Factoring is a fundamental process in algebra, crucial for simplifying expressions and solving equations. It involves rewriting an expression as a product of its factors. For instance, the expression \( x^2 + 5x + 6 \) can be factored into \((x+2)(x+3)\), where each factor, when multiplied together, gives the original expression. Similarly, \( x^2 - 4 \) can be factored into \((x-2)(x+2)\) using the difference of squares method.

The key to successful factoring is recognizing special patterns and using them to break down complex expressions:

• **Difference of Squares:** An expression of the form \(a^2 - b^2\) factors into \((a-b)(a+b)\).
• **Perfect Square Trinomials:** Expressions like \(a^2 + 2ab + b^2\) factor into \((a+b)^2\).
• **Common Factoring:** Sometimes the easiest way to factor an expression is by taking out the greatest common factor (GCF) shared among the terms.

Factoring makes working with rational expressions much simpler by breaking down polynomials into more manageable pieces. These simplified expressions are crucial when finding the Least Common Denominator (LCD) or performing operations like addition and subtraction.

Rational expressions are fractions where both the numerator and denominator are polynomials. Understanding their properties is essential when dealing with operations like addition, subtraction, multiplication, or division. The key similarity with numeric fractions is the necessity for a common denominator in operations involving addition or subtraction.

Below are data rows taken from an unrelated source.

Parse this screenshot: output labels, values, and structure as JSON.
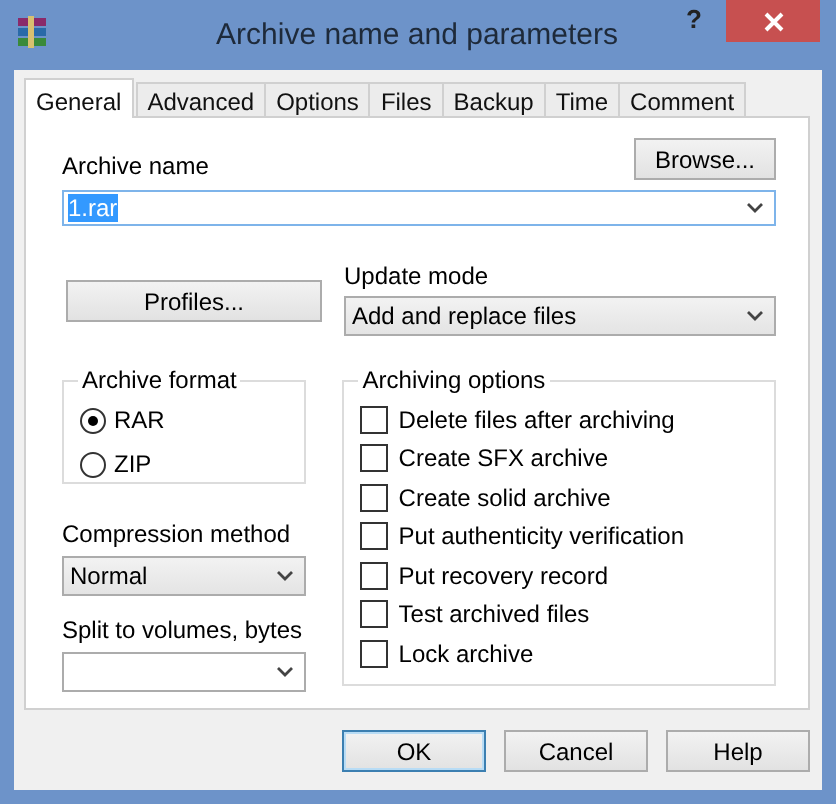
{
  "window": {
    "title": "Archive name and parameters",
    "help_button": "?"
  },
  "tabs": [
    {
      "label": "General",
      "selected": true
    },
    {
      "label": "Advanced",
      "selected": false
    },
    {
      "label": "Options",
      "selected": false
    },
    {
      "label": "Files",
      "selected": false
    },
    {
      "label": "Backup",
      "selected": false
    },
    {
      "label": "Time",
      "selected": false
    },
    {
      "label": "Comment",
      "selected": false
    }
  ],
  "archive_name": {
    "label": "Archive name",
    "value": "1.rar",
    "highlighted": true,
    "browse_button": "Browse..."
  },
  "profiles_button": "Profiles...",
  "update_mode": {
    "label": "Update mode",
    "value": "Add and replace files"
  },
  "archive_format": {
    "title": "Archive format",
    "options": [
      {
        "label": "RAR",
        "selected": true
      },
      {
        "label": "ZIP",
        "selected": false
      }
    ]
  },
  "compression_method": {
    "label": "Compression method",
    "value": "Normal"
  },
  "split_volumes": {
    "label": "Split to volumes, bytes"
  },
  "archiving_options": {
    "title": "Archiving options",
    "options": [
      {
        "label": "Delete files after archiving",
        "checked": false
      },
      {
        "label": "Create SFX archive",
        "checked": false
      },
      {
        "label": "Create solid archive",
        "checked": false
      },
      {
        "label": "Put authenticity verification",
        "checked": false
      },
      {
        "label": "Put recovery record",
        "checked": false
      },
      {
        "label": "Test archived files",
        "checked": false
      },
      {
        "label": "Lock archive",
        "checked": false
      }
    ]
  },
  "buttons": [
    {
      "label": "OK",
      "default": true
    },
    {
      "label": "Cancel",
      "default": false
    },
    {
      "label": "Help",
      "default": false
    }
  ]
}
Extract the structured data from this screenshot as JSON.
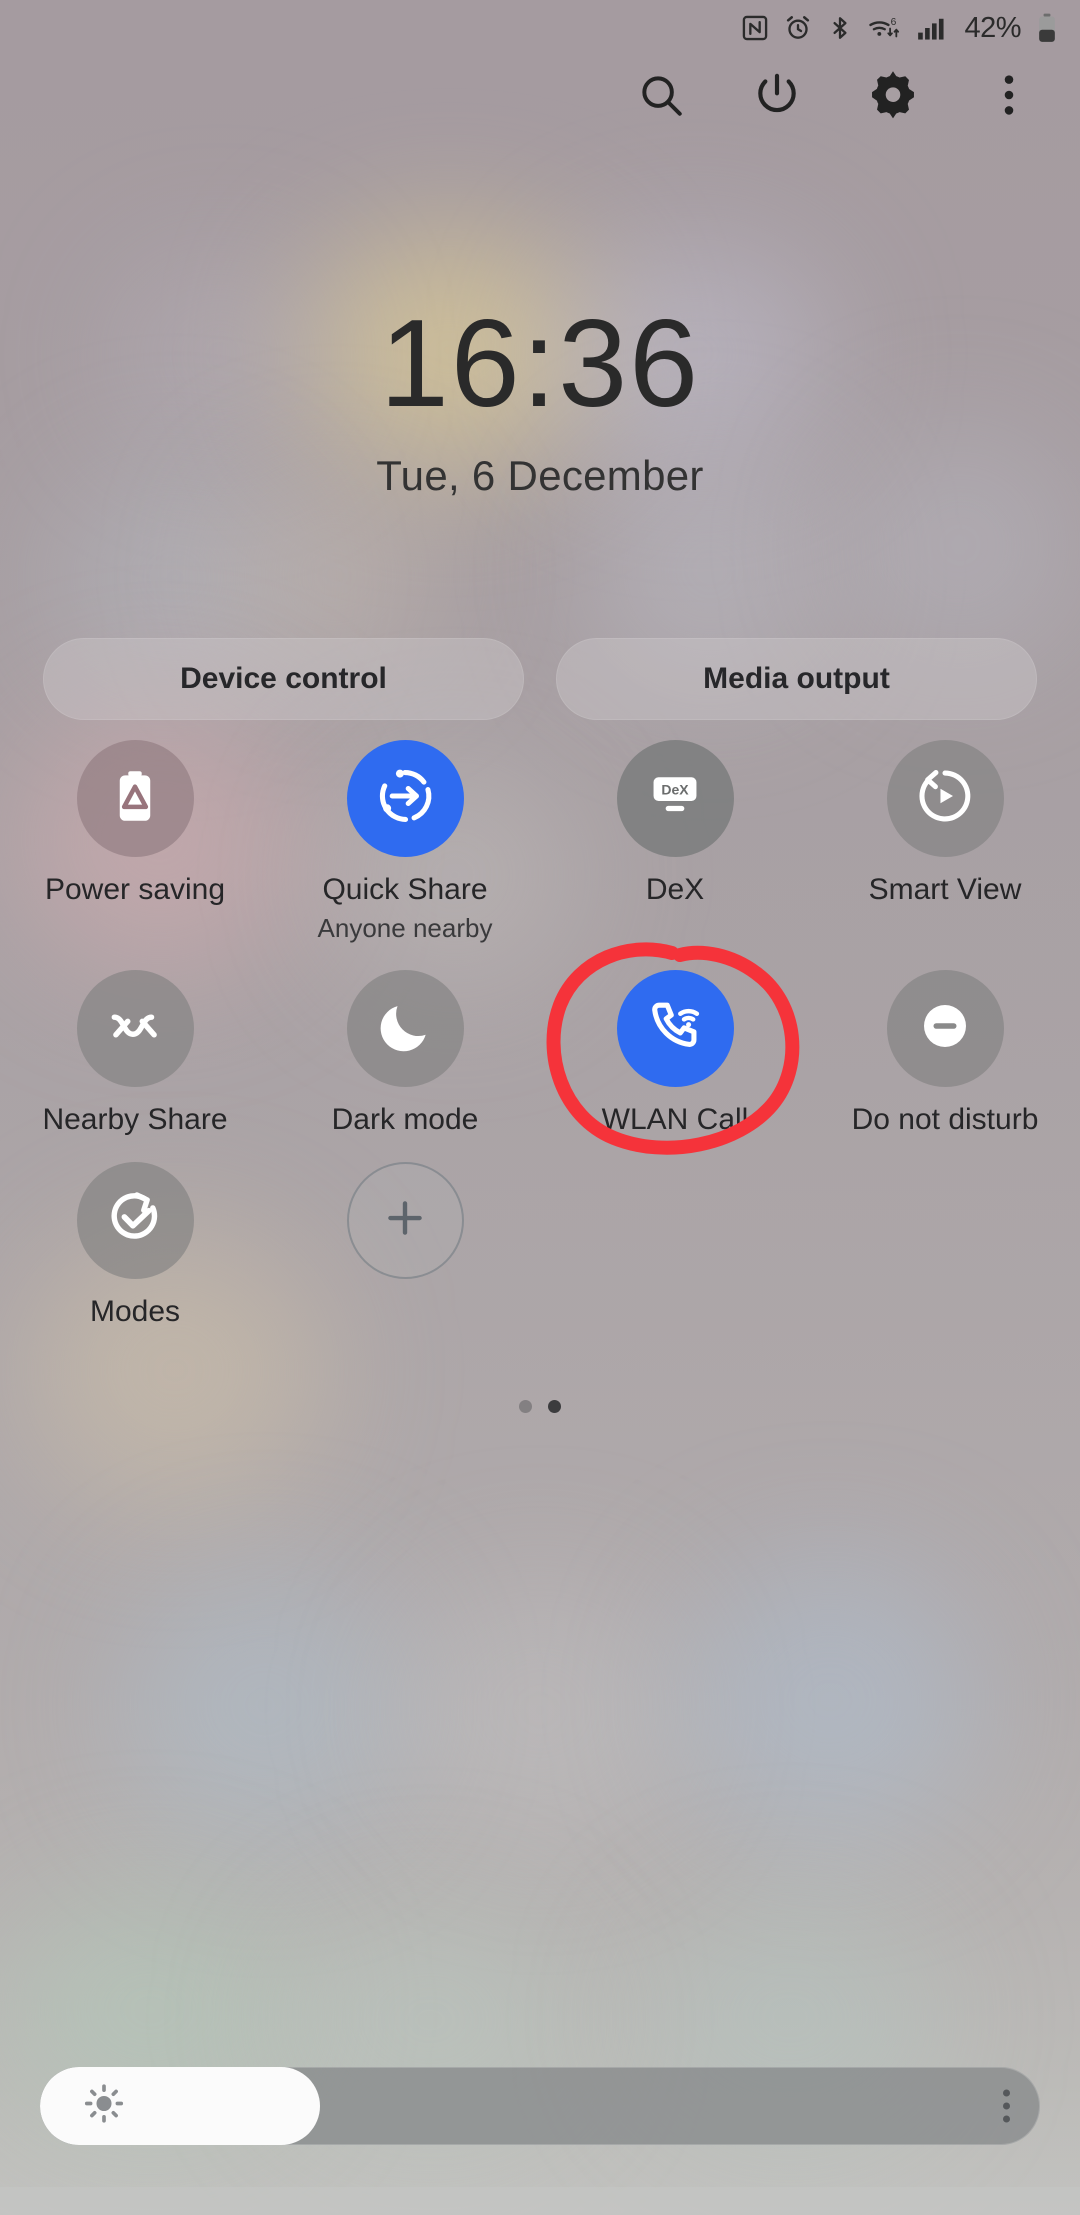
{
  "status_bar": {
    "icons": [
      "nfc-icon",
      "alarm-icon",
      "bluetooth-icon",
      "wifi-6-icon",
      "signal-bars-icon"
    ],
    "battery_percent": "42%",
    "battery_icon": "battery-icon"
  },
  "toolbar": {
    "buttons": [
      {
        "name": "search-icon",
        "label": "Search"
      },
      {
        "name": "power-icon",
        "label": "Power off"
      },
      {
        "name": "gear-icon",
        "label": "Settings"
      },
      {
        "name": "overflow-menu-icon",
        "label": "More options"
      }
    ]
  },
  "clock": {
    "time": "16:36",
    "date": "Tue, 6 December"
  },
  "pills": [
    {
      "label": "Device control",
      "name": "device-control-pill"
    },
    {
      "label": "Media output",
      "name": "media-output-pill"
    }
  ],
  "tiles": [
    [
      {
        "label": "Power saving",
        "sub": "",
        "state": "off",
        "icon": "battery-power-saving-icon",
        "name": "tile-power-saving"
      },
      {
        "label": "Quick Share",
        "sub": "Anyone nearby",
        "state": "on",
        "icon": "quick-share-icon",
        "name": "tile-quick-share"
      },
      {
        "label": "DeX",
        "sub": "",
        "state": "off",
        "icon": "dex-monitor-icon",
        "name": "tile-dex"
      },
      {
        "label": "Smart View",
        "sub": "",
        "state": "off",
        "icon": "smart-view-icon",
        "name": "tile-smart-view"
      }
    ],
    [
      {
        "label": "Nearby Share",
        "sub": "",
        "state": "off",
        "icon": "nearby-share-icon",
        "name": "tile-nearby-share"
      },
      {
        "label": "Dark mode",
        "sub": "",
        "state": "off",
        "icon": "moon-icon",
        "name": "tile-dark-mode"
      },
      {
        "label": "WLAN Call",
        "sub": "",
        "state": "on",
        "icon": "wlan-call-icon",
        "name": "tile-wlan-call"
      },
      {
        "label": "Do not disturb",
        "sub": "",
        "state": "off",
        "icon": "do-not-disturb-icon",
        "name": "tile-do-not-disturb"
      }
    ],
    [
      {
        "label": "Modes",
        "sub": "",
        "state": "off",
        "icon": "modes-icon",
        "name": "tile-modes"
      },
      {
        "label": "",
        "sub": "",
        "state": "add",
        "icon": "plus-icon",
        "name": "tile-add-button"
      }
    ]
  ],
  "dex_icon_text": "DeX",
  "pager": {
    "pages": 2,
    "active": 2
  },
  "brightness": {
    "value_percent": 28,
    "icon": "brightness-sun-icon",
    "menu_icon": "overflow-menu-icon"
  },
  "annotation": {
    "shape": "hand-drawn-circle",
    "color": "#f5333a",
    "target": "tile-do-not-disturb"
  },
  "colors": {
    "accent_blue": "#2f6bf0",
    "annotation_red": "#f5333a",
    "tile_off": "#808080",
    "text_primary": "#262628"
  }
}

To work effectively with rational expressions:

• First, always factor the numerators and denominators where possible. This simplifies the expression and helps identify common factors.
• Identifying the Least Common Denominator (LCD) is crucial. It is the least common multiple of the denominators, ensuring each rational expression can be rewritten with this common base.
• The process of finding an LCD may involve factoring, examining the factors required for each denominator, and then combining them, avoiding duplicates.

Rewriting expressions with the LCD allows them to be easily added or subtracted, as they will share a unified denominator, making other operations straightforward.

Subtracting fractions, including rational expressions, requires a shared denominator. This necessity stems from ensuring both fractions are "measuring" parts of the same whole, allowing their differences to be logically calculated.

The process can be broken down into key steps:

• **Ensure a Common Denominator:** If the rational expressions don't share a common denominator, identify and use the Least Common Denominator (LCD) to rewrite them equivalently.
• **Rewrite Each Expression:** Multiply the numerator and denominator of each expression by a 'form of 1'—comprised of the factors needed to match the LCD. This doesn't change the value, just its form.
• **Subtract the Numerators:** Once the denominators are the same, subtract the numerators while keeping the denominator constant. It simplifies the operation, focusing on just the numerator adjustments.
• **Simplify the Resulting Expression:** If possible, further simplify the resulting expression by factoring again and reducing it to its simplest form.

Subtracting rational expressions follows the same logical framework as numeric fractions, grounding students in familiar territory while adapting to the nature of polynomials.